Sebenarnya di tahun 1944 pada saat Sutomo menjadi anggota Gerakan Rakyat Baru yang disponsori Jepang, hampir tidak ada orang yang mengenalnya. Namun situasi ini justru menguntungkan sehingga Bung Tomo dan rekan-rekan seperjuangannya dapat mempersiapkan perananan besarnya yaitu mempertahankan kemerdekaan Indonesia.

Hingga pada tanggal 19 September 1945, terjadi sebuah insiden yang mencabik-cabik jiwa nasionalis rakyat. Insiden ini terjadi di Hotel Yamato, Surabaya. Sekelompok orang Belanda memasang bendera mereka yang berwarna merah-putih-biru. Rakyat menjadi sangat marah saat melihat ada bendera negara lain dikibarkan di wilayah negara kita yang sudah resmi merdeka. Akibat insiden di Hotel Yamato ini, ada seorang Belanda tewas. Rakyat naik hingga ke dekat tiang bendera di atas bangunan hotel. Kemudian dengan gerakan sigap bendera berwarna merah-putih-biru itu diturunkan. Selanjutnya warna biru pada jahitan bendera itu dirobek, tinggallah warna merah-putih. Rakyat di sekitar hotel bersorak, bendera merah putih tersebut langsung dikibarkan.

Sementara itu, pasukan Sekutu tiba di Jakarta pada 30 September 1945. Ternyata di dalam pasukan sekutu itu tentara Belanda ikut dalam rombongan.

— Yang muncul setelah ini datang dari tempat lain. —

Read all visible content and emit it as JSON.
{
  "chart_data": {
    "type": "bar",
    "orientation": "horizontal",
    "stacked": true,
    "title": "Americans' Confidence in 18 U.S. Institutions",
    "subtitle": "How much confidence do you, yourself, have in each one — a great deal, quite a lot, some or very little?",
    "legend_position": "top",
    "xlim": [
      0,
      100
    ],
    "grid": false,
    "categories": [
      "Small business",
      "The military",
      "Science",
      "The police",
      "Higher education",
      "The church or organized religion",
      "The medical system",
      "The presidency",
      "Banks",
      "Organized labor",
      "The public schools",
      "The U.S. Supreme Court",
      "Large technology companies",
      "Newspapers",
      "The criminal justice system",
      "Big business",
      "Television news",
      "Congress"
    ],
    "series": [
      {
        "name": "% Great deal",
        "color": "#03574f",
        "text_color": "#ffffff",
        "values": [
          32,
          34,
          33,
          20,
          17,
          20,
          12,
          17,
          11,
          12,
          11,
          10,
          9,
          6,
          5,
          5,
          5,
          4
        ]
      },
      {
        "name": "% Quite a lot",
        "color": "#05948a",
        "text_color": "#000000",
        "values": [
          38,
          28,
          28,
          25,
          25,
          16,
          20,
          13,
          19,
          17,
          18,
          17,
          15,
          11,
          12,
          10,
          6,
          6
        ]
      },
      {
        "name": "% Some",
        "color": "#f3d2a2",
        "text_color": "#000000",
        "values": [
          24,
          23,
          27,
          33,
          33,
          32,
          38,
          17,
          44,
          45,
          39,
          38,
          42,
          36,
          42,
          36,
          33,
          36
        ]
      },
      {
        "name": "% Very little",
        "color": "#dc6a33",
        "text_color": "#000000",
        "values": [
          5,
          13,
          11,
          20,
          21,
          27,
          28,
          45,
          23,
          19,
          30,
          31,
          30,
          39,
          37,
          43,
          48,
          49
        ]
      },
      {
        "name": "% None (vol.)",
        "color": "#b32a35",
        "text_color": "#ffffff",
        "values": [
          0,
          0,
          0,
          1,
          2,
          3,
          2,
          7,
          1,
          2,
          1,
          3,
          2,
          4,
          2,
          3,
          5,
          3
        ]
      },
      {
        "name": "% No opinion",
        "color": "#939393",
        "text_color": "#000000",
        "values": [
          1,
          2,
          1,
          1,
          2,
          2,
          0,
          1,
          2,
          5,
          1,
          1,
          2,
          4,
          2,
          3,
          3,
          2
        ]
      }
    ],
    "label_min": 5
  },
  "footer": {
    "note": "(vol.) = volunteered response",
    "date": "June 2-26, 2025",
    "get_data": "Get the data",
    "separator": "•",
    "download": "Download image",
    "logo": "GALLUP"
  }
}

Dengan seenaknya pasukan Belanda segera mengibarkan Bendera Belanda mana-mana. Bung Tomo pada masa itu menjadi wartawan Kantor Berita ANTARA dan merangkap sebagai kepala bagian penerangan Pemuda Republik Indonesia (PRI). Pada masa itu PRI merupakan organisasi terpenting dan terbesar di Surabaya.

Melihat situasi yang sudah tidak kondusif, maka di Jakarta Bung Karno meminta kepada para pemuda untuk menahan diri atau tidak memulai konfrontasi bersenjata. 

Setelah Bung Karno memberi peringatan tersebut, Bung Tomo kembali ke Surabaya. Bung Tomo mulai resah sebab faktanya bahwa Indonesia termasuk Surabaya telah memperoleh kemerdekaan secara sah.  Namun rakyat Indonesia yang berdomisili  di Jakarta terpaksa harus hidup dalam ketakutan akibat kedatangan kembali penjajah yang ingin berkuasa lagi di tanah-air yang sudah merdeka ini. Keresahan Bung Tomo melihat situasi rakyat dan bangsanya ini dicatat oleh sejarawan William H. Frederick dari Universitas Ohio, Amerika Serikat. 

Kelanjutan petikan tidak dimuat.